Can you create an actual coherent state? If I understood correctly, a coherent state $\lvert\alpha\rangle $ is an eigenstate of the creation and annihilation operator, meaning that adding or removing a particles does not change it. Mathematically, this is constructed by using a superposition of all possible numbers of particles.
$$\lvert\alpha\rangle = \sum\limits_{n=0}^\infty c_n \lvert n\rangle $$
Is it possible to actually create a real system in such a state? If it were, would you be able to add take out any number of particles to from that system without ever changing it? (That sounds like an infinite energy source.)
Or is this just an abstract mathematical concept?
 A: In a laser lab setting, it's very difficult to get individual photons, and laser light is typically coherent state light, unless you want to prepare it.
An answer to a similar question outlines how to a coherent state can be created by stimulated emission. Basically, we know from introductory physics that a laser works by having photons create more photons in a cascading reaction. But each time the photon has a probability of creating stimulated emission, it also has a probability of not stimulating (and then this superposition traverses the system again in a loop). The quantum superposition of all the possibilities continue to add up and form an infinite series. 

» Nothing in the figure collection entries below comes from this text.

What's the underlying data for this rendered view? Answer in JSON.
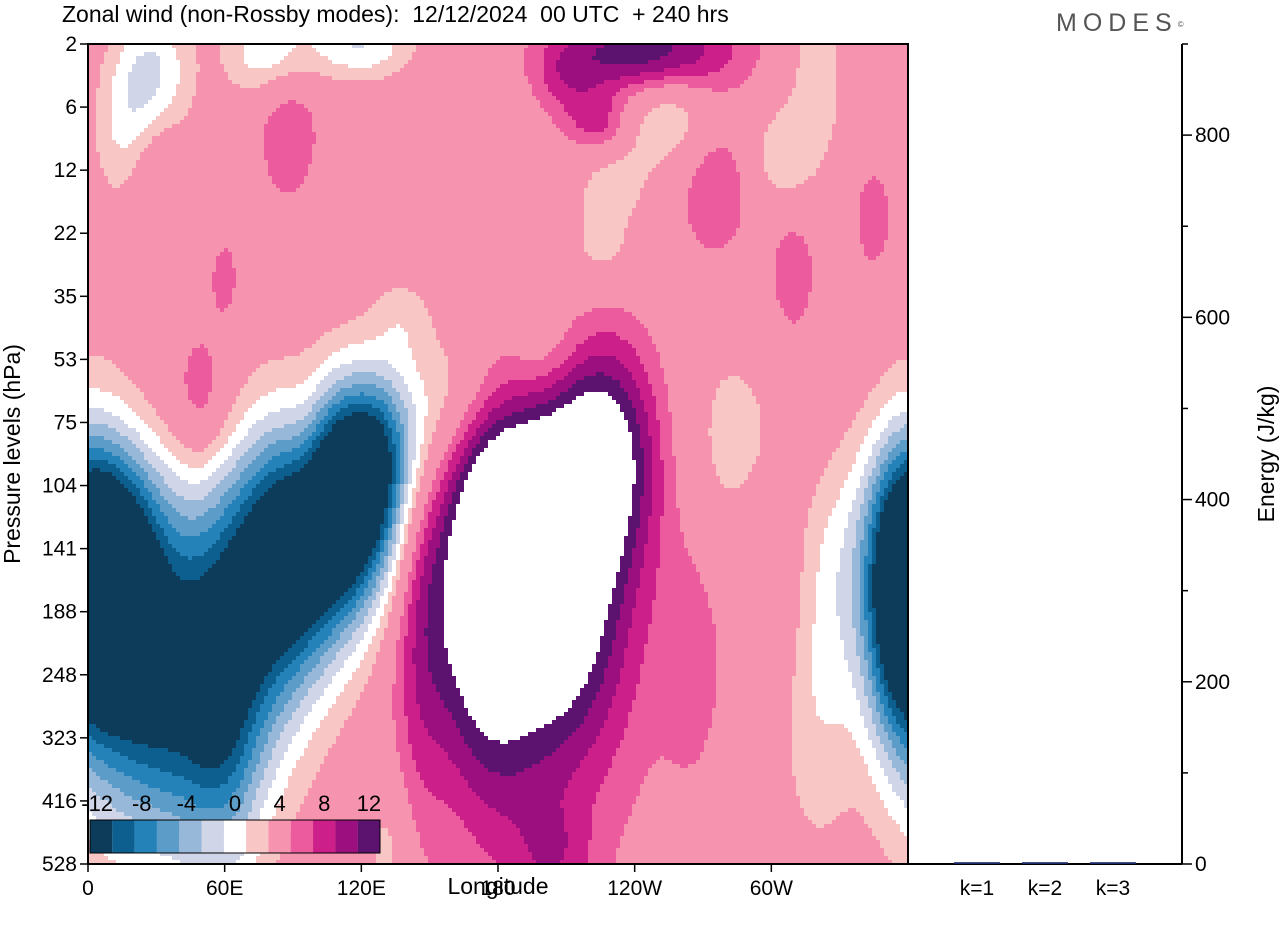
{
  "header": {
    "title": "Zonal wind (non-Rossby modes):  12/12/2024  00 UTC  + 240 hrs",
    "logo": "MODES",
    "logo_mark": "©"
  },
  "chart_data": [
    {
      "type": "heatmap",
      "title": "Zonal wind (non-Rossby modes):  12/12/2024  00 UTC  + 240 hrs",
      "xlabel": "Longitude",
      "ylabel": "Pressure levels (hPa)",
      "x_ticks": [
        "0",
        "60E",
        "120E",
        "180",
        "120W",
        "60W"
      ],
      "x_tick_degrees": [
        0,
        60,
        120,
        180,
        240,
        300
      ],
      "xlim": [
        0,
        360
      ],
      "y_ticks": [
        "2",
        "6",
        "12",
        "22",
        "35",
        "53",
        "75",
        "104",
        "141",
        "188",
        "248",
        "323",
        "416",
        "528"
      ],
      "y_order": "top-to-bottom",
      "colorbar": {
        "labels": [
          "-12",
          "-8",
          "-4",
          "0",
          "4",
          "8",
          "12"
        ],
        "levels": [
          -16,
          -14,
          -12,
          -10,
          -8,
          -6,
          -4,
          -2,
          2,
          4,
          6,
          8,
          10,
          12,
          14
        ],
        "colors": [
          "#0d3b5a",
          "#0c5f8e",
          "#2582b9",
          "#5b9cc8",
          "#97b8d8",
          "#d0d5e7",
          "#ffffff",
          "#f9c6c6",
          "#f694b0",
          "#ec5b9d",
          "#cc1f8a",
          "#9c0f7e",
          "#5c1370"
        ]
      },
      "features": [
        {
          "kind": "neg",
          "lon": 5,
          "lev": 8.35,
          "w": 16,
          "h": 1.5,
          "amp": 15
        },
        {
          "kind": "neg",
          "lon": 12,
          "lev": 8.8,
          "w": 20,
          "h": 2.2,
          "amp": 10
        },
        {
          "kind": "neg",
          "lon": 45,
          "lev": 9.8,
          "w": 26,
          "h": 2.0,
          "amp": 10
        },
        {
          "kind": "neg",
          "lon": 40,
          "lev": 10.8,
          "w": 24,
          "h": 1.5,
          "amp": 5
        },
        {
          "kind": "neg",
          "lon": 60,
          "lev": 11.0,
          "w": 12,
          "h": 2.0,
          "amp": 5
        },
        {
          "kind": "neg",
          "lon": 78,
          "lev": 8.5,
          "w": 18,
          "h": 1.6,
          "amp": 10
        },
        {
          "kind": "neg",
          "lon": 95,
          "lev": 7.9,
          "w": 18,
          "h": 1.4,
          "amp": 12
        },
        {
          "kind": "neg",
          "lon": 115,
          "lev": 7.3,
          "w": 16,
          "h": 1.2,
          "amp": 15
        },
        {
          "kind": "neg",
          "lon": 125,
          "lev": 6.7,
          "w": 14,
          "h": 1.0,
          "amp": 7
        },
        {
          "kind": "neg",
          "lon": 140,
          "lev": 6.1,
          "w": 20,
          "h": 0.9,
          "amp": 5
        },
        {
          "kind": "neg",
          "lon": 162,
          "lev": 5.3,
          "w": 14,
          "h": 0.7,
          "amp": 3
        },
        {
          "kind": "neg",
          "lon": 200,
          "lev": 4.8,
          "w": 12,
          "h": 0.6,
          "amp": 3
        },
        {
          "kind": "neg",
          "lon": 290,
          "lev": 6.3,
          "w": 18,
          "h": 1.2,
          "amp": 4
        },
        {
          "kind": "neg",
          "lon": 320,
          "lev": 7.8,
          "w": 12,
          "h": 1.3,
          "amp": 3
        },
        {
          "kind": "neg",
          "lon": 325,
          "lev": 9.2,
          "w": 10,
          "h": 2.5,
          "amp": 3
        },
        {
          "kind": "neg",
          "lon": 355,
          "lev": 8.8,
          "w": 10,
          "h": 1.6,
          "amp": 7
        },
        {
          "kind": "neg",
          "lon": 310,
          "lev": 10.8,
          "w": 10,
          "h": 1.5,
          "amp": 3
        },
        {
          "kind": "neg",
          "lon": 132,
          "lev": 12.8,
          "w": 7,
          "h": 0.8,
          "amp": 3
        },
        {
          "kind": "neg",
          "lon": 28,
          "lev": 0.55,
          "w": 12,
          "h": 0.8,
          "amp": 7
        },
        {
          "kind": "neg",
          "lon": 80,
          "lev": 0.15,
          "w": 14,
          "h": 0.5,
          "amp": 6
        },
        {
          "kind": "neg",
          "lon": 120,
          "lev": 0.0,
          "w": 16,
          "h": 0.4,
          "amp": 6
        },
        {
          "kind": "neg",
          "lon": 255,
          "lev": 1.1,
          "w": 16,
          "h": 0.6,
          "amp": 5
        },
        {
          "kind": "neg",
          "lon": 305,
          "lev": 1.8,
          "w": 10,
          "h": 0.6,
          "amp": 4
        },
        {
          "kind": "neg",
          "lon": 320,
          "lev": 0.5,
          "w": 8,
          "h": 0.9,
          "amp": 4
        },
        {
          "kind": "neg",
          "lon": 15,
          "lev": 1.5,
          "w": 10,
          "h": 0.8,
          "amp": 3
        },
        {
          "kind": "neg",
          "lon": 230,
          "lev": 2.2,
          "w": 12,
          "h": 0.5,
          "amp": 3
        },
        {
          "kind": "neg",
          "lon": 140,
          "lev": 4.3,
          "w": 10,
          "h": 0.5,
          "amp": 3
        },
        {
          "kind": "neg",
          "lon": 225,
          "lev": 3.3,
          "w": 12,
          "h": 0.5,
          "amp": 3
        },
        {
          "kind": "pos",
          "lon": 175,
          "lev": 8.6,
          "w": 18,
          "h": 2.1,
          "amp": 13
        },
        {
          "kind": "pos",
          "lon": 210,
          "lev": 8.5,
          "w": 15,
          "h": 1.7,
          "amp": 10
        },
        {
          "kind": "pos",
          "lon": 195,
          "lev": 10.3,
          "w": 26,
          "h": 3.0,
          "amp": 4
        },
        {
          "kind": "pos",
          "lon": 145,
          "lev": 9.0,
          "w": 9,
          "h": 2.5,
          "amp": 4
        },
        {
          "kind": "pos",
          "lon": 188,
          "lev": 7.2,
          "w": 15,
          "h": 0.8,
          "amp": 6
        },
        {
          "kind": "pos",
          "lon": 228,
          "lev": 6.6,
          "w": 16,
          "h": 1.2,
          "amp": 7
        },
        {
          "kind": "pos",
          "lon": 235,
          "lev": 8.6,
          "w": 15,
          "h": 2.4,
          "amp": 3
        },
        {
          "kind": "pos",
          "lon": 218,
          "lev": 6.0,
          "w": 20,
          "h": 1.2,
          "amp": 3
        },
        {
          "kind": "pos",
          "lon": 25,
          "lev": 5.8,
          "w": 28,
          "h": 1.0,
          "amp": 3
        },
        {
          "kind": "pos",
          "lon": 50,
          "lev": 5.6,
          "w": 8,
          "h": 0.8,
          "amp": 3
        },
        {
          "kind": "pos",
          "lon": 205,
          "lev": 12.9,
          "w": 12,
          "h": 0.6,
          "amp": 3
        },
        {
          "kind": "pos",
          "lon": 245,
          "lev": 0.15,
          "w": 28,
          "h": 0.5,
          "amp": 10
        },
        {
          "kind": "pos",
          "lon": 225,
          "lev": 1.3,
          "w": 10,
          "h": 0.35,
          "amp": 5
        },
        {
          "kind": "pos",
          "lon": 88,
          "lev": 1.3,
          "w": 10,
          "h": 0.9,
          "amp": 4
        },
        {
          "kind": "pos",
          "lon": 275,
          "lev": 2.2,
          "w": 12,
          "h": 0.9,
          "amp": 4
        },
        {
          "kind": "pos",
          "lon": 345,
          "lev": 2.8,
          "w": 8,
          "h": 0.8,
          "amp": 3
        },
        {
          "kind": "pos",
          "lon": 310,
          "lev": 3.6,
          "w": 8,
          "h": 0.8,
          "amp": 3
        },
        {
          "kind": "pos",
          "lon": 320,
          "lev": 7.0,
          "w": 10,
          "h": 1.5,
          "amp": 3
        },
        {
          "kind": "pos",
          "lon": 300,
          "lev": 8.8,
          "w": 12,
          "h": 2.8,
          "amp": 3
        },
        {
          "kind": "pos",
          "lon": 265,
          "lev": 9.8,
          "w": 10,
          "h": 1.5,
          "amp": 3
        },
        {
          "kind": "pos",
          "lon": 30,
          "lev": 1.9,
          "w": 8,
          "h": 0.9,
          "amp": 3
        },
        {
          "kind": "pos",
          "lon": 210,
          "lev": 0.6,
          "w": 10,
          "h": 0.5,
          "amp": 3
        },
        {
          "kind": "pos",
          "lon": 95,
          "lev": 6.5,
          "w": 8,
          "h": 1.0,
          "amp": 3
        },
        {
          "kind": "pos",
          "lon": 60,
          "lev": 3.7,
          "w": 5,
          "h": 0.5,
          "amp": 3
        }
      ]
    },
    {
      "type": "bar",
      "ylabel": "Energy (J/kg)",
      "categories": [
        "k=1",
        "k=2",
        "k=3"
      ],
      "values": [
        2,
        2,
        2
      ],
      "ylim": [
        0,
        900
      ],
      "y_ticks": [
        0,
        200,
        400,
        600,
        800
      ],
      "y_minor_step": 100,
      "axis_side": "right",
      "bar_color": "#1f2a6b"
    }
  ]
}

A: There is a general principle by which coherent states can be manufactured: All types of coherent states can be produced by coupling of the system under consideration to a classical (C-number) source. 
For the electromagnetic radiation, this principle was already explained by Glauber in his original work  on coherent states (equations 9.16-9.21). 
A more transparent derivation is given by Zhang (section $3$): When a free electromagnetic field originally at the vacuum state $|0\rangle$(no photons) is adiabatically coupled to a classical current $j^{\mu}$:
$$\mathcal{L} = - \frac{1}{4} F_{\mu\nu}F^{\mu\nu} - A_{\mu}j^{\mu},$$
its state after the current application becomes:
$$|0\rangle_{\mathrm{out}} = e^{-\frac{1}{2}\int d^3k\sum_{\lambda}|z_k^{\lambda}|^2}
e^{\int d^3k\sum_{\lambda}z_k^{\lambda} a_k^{\lambda \dagger}}|0\rangle,$$
where: $z_k^{\lambda} = \epsilon^{\lambda}_{\mu}(k) j^{\mu}$ and $\epsilon^{\lambda}_{\mu}$ is the polarization vector.
Another example is for spin coherent states which can be manufactured by adiabatically applying a magnetic field to a spin originally at the highest weight state $|0\rangle = |j, j\rangle$.
The equations of motion
$$\frac{dS_i}{dt} = \frac{i}{\hbar} \mu \epsilon_{ijk}B_j(t) S_k$$
($\mu$ is the magnetic moment). In this case, the system will reach a state $|0\rangle_{\mathrm{out}} $ given by:
$$|0\rangle_{\mathrm{out}}  = T e^{\frac{i}{\hbar}  \mu \int dt \mathbf{B}(t) \cdot \mathbf{S} }|0\rangle $$
($T$ denotes time ordering). This is a spin coherent state, because it is obtained by the action of a group element on the vacuum state.